II) Meldungen der Einsatzgruppen und -kommandos:

Einsatzgruppe A:

Gruppenleiter ist mit EK 1a und 2 in Riga eingerückt. Sicherung der Stadt durch Aufstellung von Hilfspolizei (400 Mann) organisiert; Truppe durch Heckenschützen daher in keinem Falle mehr gestört, Hilfspolizei bisher 4 Tote. Als Leiter der Hilfspolizeitruppe eingesetzt Oberstleutnant Neiß [Weiss]5; Vorkehrungen, dass aus dieser Truppe nicht eine lettische Miliz entsteht, sind getroffen. Ausser dieser Hilfspolizeitruppe 2 weitere selbständige Gruppen zur Durchführung von Pogromen aufgestellt.6 Sämtliche Synagogen zerstört; bisher 400 Juden liquidiert. Von den Bolschewisten wurden 20 deutsche Kriegsgefangene in einer Kaserne in Riga erschossen. Protokollarische Feststellungen getroffen. Hierbei hat sich auch ergeben, dass ein bei dieser Exekution unverletzt gebliebener deutscher Soldat von einem Juden aus Riga erschlagen worden ist. Daher wurden am 4.7.1941 an der gleichen Stelle durch ein Kommando der Sicherheitspolizei und des SD 100 Juden erschossen.7 Das sich in Riga gebildete lettische Zentralkomitee hat vergeblich um Anerkennung nachgesucht. Entsprechende Veröffentlichungen dieses Komitees konnten im letzten Augenblick durch EK verhindert werden. Es werden weiter sicherheitspolizeilich durchgearbeitet Wenden (Teilkommando des EK 1a), Dorpat (gegebenenfalls Pskow) Teilkommando des EK 1a. Ein weiterer Teil des EK 1a ist für Reval bestimmt und bereits in Marsch gesetzt. In Libau verbleibt Rest des EK 2. Alle übrigen Teile der Einsatzgruppe werden in Riga zusammengezogen.

Einsatzgruppe C:

Einsatzgruppenleiter (SS-Brif. Nebe) meldet sein Eintreffen in Minsk am 5.7. Sowjetgebäude mit umfangreichem wichtigen Material sichergestellt. Beim Vorgehen nach Minsk im Waldgebiet bei Koidonow war Einsatzgruppe dem Artillerie- und Infanteriefeuer noch kämpfender russischer Truppen ausgesetzt. Bevölkerung in Minsk noch völlig untätig. Noch kein Rundfunk. Minsk selbst stark zerstört.
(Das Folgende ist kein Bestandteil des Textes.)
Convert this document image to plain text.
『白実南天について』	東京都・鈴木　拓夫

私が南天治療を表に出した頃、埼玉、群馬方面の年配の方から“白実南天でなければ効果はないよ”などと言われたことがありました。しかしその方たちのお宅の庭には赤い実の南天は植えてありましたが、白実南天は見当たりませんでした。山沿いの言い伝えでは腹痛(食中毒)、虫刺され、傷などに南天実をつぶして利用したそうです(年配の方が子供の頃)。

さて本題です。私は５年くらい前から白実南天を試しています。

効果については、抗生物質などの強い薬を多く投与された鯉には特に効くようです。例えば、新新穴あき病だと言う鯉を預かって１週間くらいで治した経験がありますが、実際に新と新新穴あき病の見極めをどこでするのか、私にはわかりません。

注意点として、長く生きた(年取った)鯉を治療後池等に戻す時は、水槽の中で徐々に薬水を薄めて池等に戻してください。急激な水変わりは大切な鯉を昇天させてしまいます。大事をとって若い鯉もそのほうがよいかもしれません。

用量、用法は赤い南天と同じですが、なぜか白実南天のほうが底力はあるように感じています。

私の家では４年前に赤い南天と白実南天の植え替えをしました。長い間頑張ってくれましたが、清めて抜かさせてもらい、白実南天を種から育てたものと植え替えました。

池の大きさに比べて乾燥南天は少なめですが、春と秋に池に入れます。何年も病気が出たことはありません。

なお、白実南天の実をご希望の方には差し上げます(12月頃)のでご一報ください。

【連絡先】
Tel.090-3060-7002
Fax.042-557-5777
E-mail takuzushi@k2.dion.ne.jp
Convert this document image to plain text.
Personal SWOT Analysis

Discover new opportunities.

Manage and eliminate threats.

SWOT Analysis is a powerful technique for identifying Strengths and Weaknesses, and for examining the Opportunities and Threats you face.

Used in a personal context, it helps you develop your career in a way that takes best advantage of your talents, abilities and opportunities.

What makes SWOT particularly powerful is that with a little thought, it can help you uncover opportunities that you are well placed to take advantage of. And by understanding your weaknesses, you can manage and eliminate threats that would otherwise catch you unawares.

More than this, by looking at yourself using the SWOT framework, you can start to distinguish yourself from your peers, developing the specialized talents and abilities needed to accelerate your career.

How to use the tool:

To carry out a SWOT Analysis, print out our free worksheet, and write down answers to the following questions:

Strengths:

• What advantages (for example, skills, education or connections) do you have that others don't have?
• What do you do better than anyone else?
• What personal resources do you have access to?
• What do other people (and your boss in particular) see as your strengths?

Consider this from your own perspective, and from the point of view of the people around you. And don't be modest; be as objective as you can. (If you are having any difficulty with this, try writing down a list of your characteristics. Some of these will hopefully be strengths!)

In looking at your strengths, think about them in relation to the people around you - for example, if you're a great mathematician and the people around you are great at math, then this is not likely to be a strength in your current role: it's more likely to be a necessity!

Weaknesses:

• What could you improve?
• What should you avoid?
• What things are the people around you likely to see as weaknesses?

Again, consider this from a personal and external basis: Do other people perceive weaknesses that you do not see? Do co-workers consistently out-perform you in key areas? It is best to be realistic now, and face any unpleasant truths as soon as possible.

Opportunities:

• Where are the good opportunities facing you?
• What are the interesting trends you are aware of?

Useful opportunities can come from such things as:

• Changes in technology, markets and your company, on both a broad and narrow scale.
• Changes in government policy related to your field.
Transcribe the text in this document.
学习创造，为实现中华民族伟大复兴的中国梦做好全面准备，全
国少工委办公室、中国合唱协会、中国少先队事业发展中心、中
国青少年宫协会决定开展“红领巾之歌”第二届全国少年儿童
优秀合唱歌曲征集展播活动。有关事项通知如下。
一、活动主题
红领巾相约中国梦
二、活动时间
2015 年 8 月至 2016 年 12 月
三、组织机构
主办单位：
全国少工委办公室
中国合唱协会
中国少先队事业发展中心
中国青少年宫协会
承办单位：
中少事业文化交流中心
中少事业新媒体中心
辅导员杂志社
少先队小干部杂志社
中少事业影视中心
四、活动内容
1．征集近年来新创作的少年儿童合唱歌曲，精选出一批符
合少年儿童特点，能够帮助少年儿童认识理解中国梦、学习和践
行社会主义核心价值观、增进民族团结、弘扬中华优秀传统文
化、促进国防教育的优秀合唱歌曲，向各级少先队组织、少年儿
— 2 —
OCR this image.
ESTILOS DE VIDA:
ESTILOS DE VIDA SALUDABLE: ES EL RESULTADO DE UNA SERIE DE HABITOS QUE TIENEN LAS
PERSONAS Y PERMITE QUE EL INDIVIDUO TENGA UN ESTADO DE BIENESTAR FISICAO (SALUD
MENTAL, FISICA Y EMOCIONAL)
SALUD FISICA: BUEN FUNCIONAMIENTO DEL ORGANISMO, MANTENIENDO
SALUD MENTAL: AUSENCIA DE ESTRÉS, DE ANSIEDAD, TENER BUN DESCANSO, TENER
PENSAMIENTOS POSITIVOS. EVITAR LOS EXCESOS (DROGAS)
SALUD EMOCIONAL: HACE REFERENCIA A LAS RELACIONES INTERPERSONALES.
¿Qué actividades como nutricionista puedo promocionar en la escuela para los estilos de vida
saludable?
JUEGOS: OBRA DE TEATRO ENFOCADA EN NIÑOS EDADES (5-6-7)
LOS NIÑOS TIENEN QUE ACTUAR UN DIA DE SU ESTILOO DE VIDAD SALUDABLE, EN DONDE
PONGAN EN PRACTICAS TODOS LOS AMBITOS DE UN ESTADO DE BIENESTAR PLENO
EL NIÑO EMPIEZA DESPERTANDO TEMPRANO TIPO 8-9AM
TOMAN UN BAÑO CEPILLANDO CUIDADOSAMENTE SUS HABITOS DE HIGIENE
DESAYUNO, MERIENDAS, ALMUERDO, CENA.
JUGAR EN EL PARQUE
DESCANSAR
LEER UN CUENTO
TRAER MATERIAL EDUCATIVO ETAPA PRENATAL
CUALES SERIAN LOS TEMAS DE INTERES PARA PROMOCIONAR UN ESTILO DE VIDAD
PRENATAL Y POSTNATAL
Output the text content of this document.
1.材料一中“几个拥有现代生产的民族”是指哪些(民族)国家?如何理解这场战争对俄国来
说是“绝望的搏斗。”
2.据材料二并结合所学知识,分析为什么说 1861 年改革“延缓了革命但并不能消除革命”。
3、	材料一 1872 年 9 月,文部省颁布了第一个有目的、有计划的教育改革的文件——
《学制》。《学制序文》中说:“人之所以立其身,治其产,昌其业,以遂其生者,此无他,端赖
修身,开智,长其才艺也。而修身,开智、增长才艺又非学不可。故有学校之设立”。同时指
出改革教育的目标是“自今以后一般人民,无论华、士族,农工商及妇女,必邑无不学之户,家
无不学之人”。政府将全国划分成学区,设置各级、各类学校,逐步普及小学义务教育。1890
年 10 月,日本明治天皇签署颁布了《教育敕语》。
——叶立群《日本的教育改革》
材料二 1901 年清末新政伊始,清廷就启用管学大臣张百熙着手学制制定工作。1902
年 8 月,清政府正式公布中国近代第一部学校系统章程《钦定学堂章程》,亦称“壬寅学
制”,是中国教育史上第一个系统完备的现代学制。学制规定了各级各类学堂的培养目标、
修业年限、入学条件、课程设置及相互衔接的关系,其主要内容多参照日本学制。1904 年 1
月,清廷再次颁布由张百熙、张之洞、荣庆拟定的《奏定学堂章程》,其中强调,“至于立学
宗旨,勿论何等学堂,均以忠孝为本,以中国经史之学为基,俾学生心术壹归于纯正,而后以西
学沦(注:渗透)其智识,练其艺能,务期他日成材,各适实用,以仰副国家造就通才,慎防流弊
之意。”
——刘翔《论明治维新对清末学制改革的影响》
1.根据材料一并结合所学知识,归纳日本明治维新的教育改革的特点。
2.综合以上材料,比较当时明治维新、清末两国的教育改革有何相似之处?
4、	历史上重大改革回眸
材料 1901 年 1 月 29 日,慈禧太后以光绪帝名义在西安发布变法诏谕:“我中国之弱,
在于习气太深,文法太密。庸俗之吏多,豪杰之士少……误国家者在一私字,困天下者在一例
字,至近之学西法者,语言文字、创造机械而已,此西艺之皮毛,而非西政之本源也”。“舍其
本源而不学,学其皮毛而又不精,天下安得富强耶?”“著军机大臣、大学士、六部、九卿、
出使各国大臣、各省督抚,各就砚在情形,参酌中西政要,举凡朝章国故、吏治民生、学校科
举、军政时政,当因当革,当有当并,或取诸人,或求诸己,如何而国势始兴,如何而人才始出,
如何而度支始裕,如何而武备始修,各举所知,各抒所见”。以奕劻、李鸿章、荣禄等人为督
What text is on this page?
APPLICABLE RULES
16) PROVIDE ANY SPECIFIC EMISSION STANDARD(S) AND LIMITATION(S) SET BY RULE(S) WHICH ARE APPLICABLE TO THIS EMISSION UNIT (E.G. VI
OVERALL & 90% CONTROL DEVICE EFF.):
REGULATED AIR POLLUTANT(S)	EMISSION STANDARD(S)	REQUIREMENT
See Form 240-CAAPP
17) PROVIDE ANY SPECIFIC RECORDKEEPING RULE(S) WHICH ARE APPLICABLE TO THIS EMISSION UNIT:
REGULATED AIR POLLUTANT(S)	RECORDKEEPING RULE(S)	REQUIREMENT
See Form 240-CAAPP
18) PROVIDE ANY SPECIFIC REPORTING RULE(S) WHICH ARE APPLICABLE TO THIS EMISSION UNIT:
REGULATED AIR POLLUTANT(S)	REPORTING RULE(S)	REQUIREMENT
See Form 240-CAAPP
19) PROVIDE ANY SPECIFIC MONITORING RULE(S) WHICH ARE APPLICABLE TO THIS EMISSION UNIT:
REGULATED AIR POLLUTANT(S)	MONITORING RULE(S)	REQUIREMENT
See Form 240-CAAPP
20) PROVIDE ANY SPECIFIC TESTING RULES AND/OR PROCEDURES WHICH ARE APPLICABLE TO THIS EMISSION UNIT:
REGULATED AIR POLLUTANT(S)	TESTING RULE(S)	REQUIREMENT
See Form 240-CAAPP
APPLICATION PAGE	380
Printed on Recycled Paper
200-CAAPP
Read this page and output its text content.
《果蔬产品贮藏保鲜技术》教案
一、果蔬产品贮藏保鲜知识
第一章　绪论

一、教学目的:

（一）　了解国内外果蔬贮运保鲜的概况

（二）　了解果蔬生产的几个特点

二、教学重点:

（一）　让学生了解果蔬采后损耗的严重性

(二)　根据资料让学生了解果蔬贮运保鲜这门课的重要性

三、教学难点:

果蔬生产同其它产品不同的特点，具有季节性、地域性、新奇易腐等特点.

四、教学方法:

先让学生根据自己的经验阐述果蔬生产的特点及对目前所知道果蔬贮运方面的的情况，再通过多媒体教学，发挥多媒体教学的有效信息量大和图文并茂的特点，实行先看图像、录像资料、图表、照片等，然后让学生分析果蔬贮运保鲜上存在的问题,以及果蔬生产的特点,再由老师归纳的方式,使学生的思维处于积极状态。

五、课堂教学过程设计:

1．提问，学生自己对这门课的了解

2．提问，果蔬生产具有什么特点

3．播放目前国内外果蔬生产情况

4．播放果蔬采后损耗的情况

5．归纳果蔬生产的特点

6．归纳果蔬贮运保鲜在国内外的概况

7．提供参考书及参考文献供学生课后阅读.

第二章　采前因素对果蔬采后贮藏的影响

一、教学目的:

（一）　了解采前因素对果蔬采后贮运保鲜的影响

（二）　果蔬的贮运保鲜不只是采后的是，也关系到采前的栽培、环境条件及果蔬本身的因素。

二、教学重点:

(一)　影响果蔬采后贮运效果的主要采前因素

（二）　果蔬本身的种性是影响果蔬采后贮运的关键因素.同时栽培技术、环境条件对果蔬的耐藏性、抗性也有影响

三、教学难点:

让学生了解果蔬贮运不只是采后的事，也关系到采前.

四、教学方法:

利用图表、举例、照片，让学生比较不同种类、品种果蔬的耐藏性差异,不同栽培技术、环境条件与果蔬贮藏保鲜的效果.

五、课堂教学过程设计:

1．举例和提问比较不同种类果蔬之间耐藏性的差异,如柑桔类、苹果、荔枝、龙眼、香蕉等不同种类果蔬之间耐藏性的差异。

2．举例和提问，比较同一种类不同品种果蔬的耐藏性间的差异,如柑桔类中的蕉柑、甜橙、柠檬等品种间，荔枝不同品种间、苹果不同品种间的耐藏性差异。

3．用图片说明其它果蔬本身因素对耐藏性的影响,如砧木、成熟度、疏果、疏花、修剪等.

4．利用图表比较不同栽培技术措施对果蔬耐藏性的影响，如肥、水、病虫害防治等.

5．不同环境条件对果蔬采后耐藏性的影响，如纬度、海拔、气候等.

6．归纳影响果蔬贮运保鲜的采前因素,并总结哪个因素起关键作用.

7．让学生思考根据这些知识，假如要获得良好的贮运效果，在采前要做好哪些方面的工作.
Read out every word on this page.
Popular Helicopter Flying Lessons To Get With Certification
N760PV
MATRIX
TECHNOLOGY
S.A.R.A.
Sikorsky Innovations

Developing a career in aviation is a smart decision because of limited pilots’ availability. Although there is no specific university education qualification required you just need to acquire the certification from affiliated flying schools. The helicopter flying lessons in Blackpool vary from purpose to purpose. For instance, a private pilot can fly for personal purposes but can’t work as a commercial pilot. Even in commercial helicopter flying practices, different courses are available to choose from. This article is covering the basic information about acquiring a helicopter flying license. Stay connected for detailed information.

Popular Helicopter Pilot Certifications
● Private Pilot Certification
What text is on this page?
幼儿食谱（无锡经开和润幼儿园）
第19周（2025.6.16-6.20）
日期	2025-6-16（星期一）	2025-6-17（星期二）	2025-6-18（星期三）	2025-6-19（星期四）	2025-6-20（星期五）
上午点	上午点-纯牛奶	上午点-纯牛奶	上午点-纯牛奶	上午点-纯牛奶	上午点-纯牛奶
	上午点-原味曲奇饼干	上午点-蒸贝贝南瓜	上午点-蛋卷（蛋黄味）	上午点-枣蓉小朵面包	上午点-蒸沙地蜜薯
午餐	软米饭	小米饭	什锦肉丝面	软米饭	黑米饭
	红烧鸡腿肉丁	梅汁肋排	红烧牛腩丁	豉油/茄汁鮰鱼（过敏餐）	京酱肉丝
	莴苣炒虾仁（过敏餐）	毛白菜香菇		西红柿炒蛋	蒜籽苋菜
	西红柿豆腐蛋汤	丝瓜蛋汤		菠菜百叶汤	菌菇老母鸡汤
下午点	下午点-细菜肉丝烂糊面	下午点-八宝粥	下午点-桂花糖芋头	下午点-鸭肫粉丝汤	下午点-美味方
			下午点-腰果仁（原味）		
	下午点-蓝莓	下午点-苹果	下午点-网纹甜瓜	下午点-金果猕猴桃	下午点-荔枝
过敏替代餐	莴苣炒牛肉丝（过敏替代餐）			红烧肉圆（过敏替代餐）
III) Militärische Ereignisse: Neuer Bericht liegt noch nicht vor.

Verteiler:

RFSS und Chef der Deutschen Polizei

Chef der Sicherheitspolizei und des SD

Chef der Ordnungspolizei

Amtschefs I, II, III, V, VI und VII

SS-Oberstubaf. Rauff

IV D, IV D 1, IV D 2, IV D 3, IV D 4

IV E, IV E 5

IV (Gesch.Stelle) 3 Stück

IV A 1 d (5 Reserve)

Aus: BAB, R 58/214


1 Vgl. Taras Hunczak (Hrsg.): The Ukraine, 1917–1921: A Study in Revolution, Cambridge 1977.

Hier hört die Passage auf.